Biochemical Development of the Human Brain

Abstract

The development of the cholinergic system in the human forebrain, cerebral cortex and cerebellum was studied in post mortem material by estimating activity of choline acetyltransferase (CAT) and the binding capacity for quinuclidinyl benzilate (QNB) as markers for cholinergic nerve terminals and muscarinic receptors respectively; also the activity of acetylcholinesterase (AchE) was determined. The age periods were as follows (number of specimens in parentheses): fetal period, 18–22 weeks gestational age(GA; 8). perinatal period, 26–44 weeks GA (5–15 depending on brain part), early postnatal period, 2–15 months (4), and adult life, 58–70 years (4). Total protein and DNA were estimated in all specimens, and whole organ weights were obtained for the forebrain and most of the cerebellum specimens, allowing assessment of total organ parameters. Marked differences were observed in the ontogenesis of the cholinergic system in the cerebrum and the cerebellum. In the cerebral cortex and the forebrain from 18 weeks gestation towards term there was an increase in the concentration of CAT activity, which, however, had not reached adult concentrations at birth; on the other hand, receptor development was more advanced, since QNB binding site concentration reached adult levels by term. In sharp contrast, in the cerebellum maximal CAT activity was attained in the 26–42 weeks GA group.

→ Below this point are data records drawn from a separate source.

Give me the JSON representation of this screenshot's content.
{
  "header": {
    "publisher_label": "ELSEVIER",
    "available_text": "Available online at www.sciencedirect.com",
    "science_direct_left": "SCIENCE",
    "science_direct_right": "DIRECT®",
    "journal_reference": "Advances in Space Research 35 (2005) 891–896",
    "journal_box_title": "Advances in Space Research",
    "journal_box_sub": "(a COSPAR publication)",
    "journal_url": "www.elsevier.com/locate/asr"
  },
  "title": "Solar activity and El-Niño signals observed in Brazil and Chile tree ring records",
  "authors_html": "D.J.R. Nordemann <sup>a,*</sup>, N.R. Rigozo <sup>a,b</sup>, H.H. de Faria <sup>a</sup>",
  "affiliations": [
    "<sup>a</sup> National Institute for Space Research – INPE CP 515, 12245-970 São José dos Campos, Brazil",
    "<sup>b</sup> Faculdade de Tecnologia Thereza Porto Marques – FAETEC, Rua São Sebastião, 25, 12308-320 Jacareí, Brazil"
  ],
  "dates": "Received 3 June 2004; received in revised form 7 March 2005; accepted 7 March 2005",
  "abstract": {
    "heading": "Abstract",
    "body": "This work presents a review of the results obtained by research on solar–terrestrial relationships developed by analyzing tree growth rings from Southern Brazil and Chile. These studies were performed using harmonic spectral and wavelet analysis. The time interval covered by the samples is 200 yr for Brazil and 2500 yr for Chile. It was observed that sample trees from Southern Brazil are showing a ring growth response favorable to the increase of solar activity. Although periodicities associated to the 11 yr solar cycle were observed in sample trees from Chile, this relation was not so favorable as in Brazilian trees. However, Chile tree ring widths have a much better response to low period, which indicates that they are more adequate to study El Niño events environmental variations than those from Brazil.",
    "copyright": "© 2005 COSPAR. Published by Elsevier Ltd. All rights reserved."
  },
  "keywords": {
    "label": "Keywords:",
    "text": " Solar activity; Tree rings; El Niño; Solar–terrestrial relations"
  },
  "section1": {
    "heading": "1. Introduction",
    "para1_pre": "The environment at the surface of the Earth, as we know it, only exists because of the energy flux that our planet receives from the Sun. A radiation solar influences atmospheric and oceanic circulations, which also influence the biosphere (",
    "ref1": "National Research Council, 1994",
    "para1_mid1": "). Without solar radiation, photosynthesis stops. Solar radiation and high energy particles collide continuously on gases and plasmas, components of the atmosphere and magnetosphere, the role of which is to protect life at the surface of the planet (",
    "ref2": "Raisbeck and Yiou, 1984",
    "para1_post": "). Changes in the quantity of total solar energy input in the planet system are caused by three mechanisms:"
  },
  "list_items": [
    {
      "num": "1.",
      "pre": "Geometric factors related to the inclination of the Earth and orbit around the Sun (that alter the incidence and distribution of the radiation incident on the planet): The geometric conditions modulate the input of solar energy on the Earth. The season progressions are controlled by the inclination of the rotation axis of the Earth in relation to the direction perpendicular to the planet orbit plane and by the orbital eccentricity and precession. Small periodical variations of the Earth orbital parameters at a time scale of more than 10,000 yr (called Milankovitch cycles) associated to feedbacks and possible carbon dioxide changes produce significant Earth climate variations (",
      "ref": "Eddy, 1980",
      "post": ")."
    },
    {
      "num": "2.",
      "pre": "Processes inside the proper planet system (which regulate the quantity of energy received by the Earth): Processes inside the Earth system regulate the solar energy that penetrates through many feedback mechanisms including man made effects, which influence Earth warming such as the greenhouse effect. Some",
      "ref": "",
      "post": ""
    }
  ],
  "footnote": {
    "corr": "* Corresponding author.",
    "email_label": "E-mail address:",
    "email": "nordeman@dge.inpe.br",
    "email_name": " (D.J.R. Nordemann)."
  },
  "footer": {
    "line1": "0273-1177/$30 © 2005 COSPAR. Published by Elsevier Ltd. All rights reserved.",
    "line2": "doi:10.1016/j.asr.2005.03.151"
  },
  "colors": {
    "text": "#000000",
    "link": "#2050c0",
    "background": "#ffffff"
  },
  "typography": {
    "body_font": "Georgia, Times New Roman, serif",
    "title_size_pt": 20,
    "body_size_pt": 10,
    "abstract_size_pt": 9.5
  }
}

In comparison with the concentration of this presynaptic marker at that age period, the estimates in the postnatal samples were only 10–18%, the precipitous decline occurring during the early postnatal period. The highest concentration of the cholinergic ligand binding sites was also reached during gestation, but the peak was attained earlier (18–22 weeks GA) and the fall in concentration with age was less sharp. In contrast to the developmental changes in the concentration of the muscarinic receptor the affinity for the ligand was apparently the same throughout the age period studied. AchE activity in cerebral cortex increased with development to a level higher than that found in the adult, while the cerebellum was much richer in AchE and there was a modest developmental increase, the highest concentrations being found in adult cerebellum.